A Broad Vision Of The World
Michael K / October 22, 2007
Brad Pitt said that the Brangelina clan are planning a move to Europe very soon. In an interview published on Sunday he said they are currently househunting for a base.
He told XL Semanal magazine, "While we are very nomadic, we would like to have a base in Europe. More attention is paid here to what is going on in the world and it is easier to get to Africa and Asia from here. We want our children to have a broad vision of the world. Spain, Italy and France have lots of quality of life and that is healthy."
He also said they will have more kids. Blah!

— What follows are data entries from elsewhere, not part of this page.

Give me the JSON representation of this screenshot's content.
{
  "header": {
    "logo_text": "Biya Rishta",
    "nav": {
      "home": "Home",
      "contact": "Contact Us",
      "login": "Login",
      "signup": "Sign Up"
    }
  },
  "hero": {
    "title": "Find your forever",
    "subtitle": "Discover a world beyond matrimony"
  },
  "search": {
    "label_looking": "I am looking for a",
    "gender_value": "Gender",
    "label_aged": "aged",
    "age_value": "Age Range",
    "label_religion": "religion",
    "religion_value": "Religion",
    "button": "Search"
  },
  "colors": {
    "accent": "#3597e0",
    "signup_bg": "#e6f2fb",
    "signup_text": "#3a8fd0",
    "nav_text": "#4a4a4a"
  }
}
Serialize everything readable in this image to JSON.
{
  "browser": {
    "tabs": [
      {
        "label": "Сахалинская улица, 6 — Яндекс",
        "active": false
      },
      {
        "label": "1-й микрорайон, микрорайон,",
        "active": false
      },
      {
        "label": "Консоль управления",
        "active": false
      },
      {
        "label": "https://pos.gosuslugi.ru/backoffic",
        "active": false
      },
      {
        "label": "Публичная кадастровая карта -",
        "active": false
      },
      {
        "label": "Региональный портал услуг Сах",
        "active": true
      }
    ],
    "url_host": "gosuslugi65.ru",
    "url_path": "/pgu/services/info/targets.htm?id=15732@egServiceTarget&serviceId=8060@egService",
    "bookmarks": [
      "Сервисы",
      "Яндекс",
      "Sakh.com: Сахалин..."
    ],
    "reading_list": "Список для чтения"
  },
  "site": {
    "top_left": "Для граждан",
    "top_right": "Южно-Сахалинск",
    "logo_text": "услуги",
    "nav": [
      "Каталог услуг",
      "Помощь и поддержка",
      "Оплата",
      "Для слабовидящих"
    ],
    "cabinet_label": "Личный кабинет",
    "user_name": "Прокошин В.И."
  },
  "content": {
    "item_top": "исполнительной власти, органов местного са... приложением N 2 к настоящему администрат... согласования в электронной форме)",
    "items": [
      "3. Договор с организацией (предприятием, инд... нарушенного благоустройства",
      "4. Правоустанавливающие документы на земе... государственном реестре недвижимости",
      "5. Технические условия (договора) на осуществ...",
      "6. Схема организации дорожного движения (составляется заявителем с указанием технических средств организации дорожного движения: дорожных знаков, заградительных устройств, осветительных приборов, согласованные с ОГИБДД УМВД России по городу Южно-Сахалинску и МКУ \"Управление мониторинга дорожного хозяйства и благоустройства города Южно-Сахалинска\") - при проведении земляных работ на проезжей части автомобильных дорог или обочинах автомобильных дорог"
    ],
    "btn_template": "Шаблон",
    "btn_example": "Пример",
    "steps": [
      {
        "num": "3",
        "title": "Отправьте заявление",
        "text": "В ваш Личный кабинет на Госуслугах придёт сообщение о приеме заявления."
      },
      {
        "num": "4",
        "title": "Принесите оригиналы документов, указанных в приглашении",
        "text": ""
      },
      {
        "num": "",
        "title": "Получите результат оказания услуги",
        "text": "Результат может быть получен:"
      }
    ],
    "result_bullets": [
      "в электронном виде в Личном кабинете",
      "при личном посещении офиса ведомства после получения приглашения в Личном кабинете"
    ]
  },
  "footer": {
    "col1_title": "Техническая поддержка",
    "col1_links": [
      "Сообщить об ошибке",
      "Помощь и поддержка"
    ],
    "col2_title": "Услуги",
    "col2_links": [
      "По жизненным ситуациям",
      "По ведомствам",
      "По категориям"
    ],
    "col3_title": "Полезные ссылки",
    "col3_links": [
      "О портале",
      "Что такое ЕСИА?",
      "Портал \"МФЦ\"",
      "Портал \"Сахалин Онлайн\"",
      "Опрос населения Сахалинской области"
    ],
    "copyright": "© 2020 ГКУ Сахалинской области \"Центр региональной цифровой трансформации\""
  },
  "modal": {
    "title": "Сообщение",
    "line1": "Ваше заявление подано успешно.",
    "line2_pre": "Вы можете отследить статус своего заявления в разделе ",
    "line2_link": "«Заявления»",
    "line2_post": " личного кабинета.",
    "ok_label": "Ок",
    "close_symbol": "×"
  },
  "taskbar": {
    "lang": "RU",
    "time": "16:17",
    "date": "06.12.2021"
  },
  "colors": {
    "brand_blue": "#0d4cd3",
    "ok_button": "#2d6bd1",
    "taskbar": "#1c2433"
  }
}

Another suitcase in another hall! You know a lot of people think that the kids are going to be screwed up because of all the moving around. They won't be screwed up, because of that! They will be screwed up, because they always have a damn camera in their face. I mean I never moved around as a child and I'm screwed up as hell!
I Need Help!!!!!!
Michael K / September 27, 2007
I find Carrot Bottom attractive and for this very reason and this reason alone I should be locked up for life. My genitals should be taken away from me and I should not be allowed sex pleasure ever again.
Look at the hair! Look at the nail polish! Look at the eyebrows! Look at everything! I don't even know if that gay-reptile-creature is human, but I would still play "hide the carrot in the bunny hole" with it. Somebody save me!
Actually, he sort of looks like Jackie Stallone.
Here's Carrot Bottom in NYC yesterday.
Gross
Michael K / September 24, 2007
12 of DMX's pit bulls were seized by police last month and they also found 3 buried dogs. One was badly burned. Well, police have now said that some of the dogs had serious wounds.
The Sheriff said, "Someone's going to have to pay for this. We have 12 dogs who were abused and three dogs buried in the yard — someone's going to have to pay."
DMX's lawyer said he had not been at his Phoenix home for months and he paid a caretaker and vets to care for his animals.
His lawyer said, "How do you attribute activities to a person who has not been there, when they have knowledge that other persons have been. Is it because of the celebrity nature?"
Dog fighting again, right?!!! Either DMX was fighting those animals or his caretaker was. Whether or not DMX is the one who injured his animals, his ass is still at fault. Who the hell leaves their animals there for months without even one, short visit? He wouldn't do that to his kids….or would he?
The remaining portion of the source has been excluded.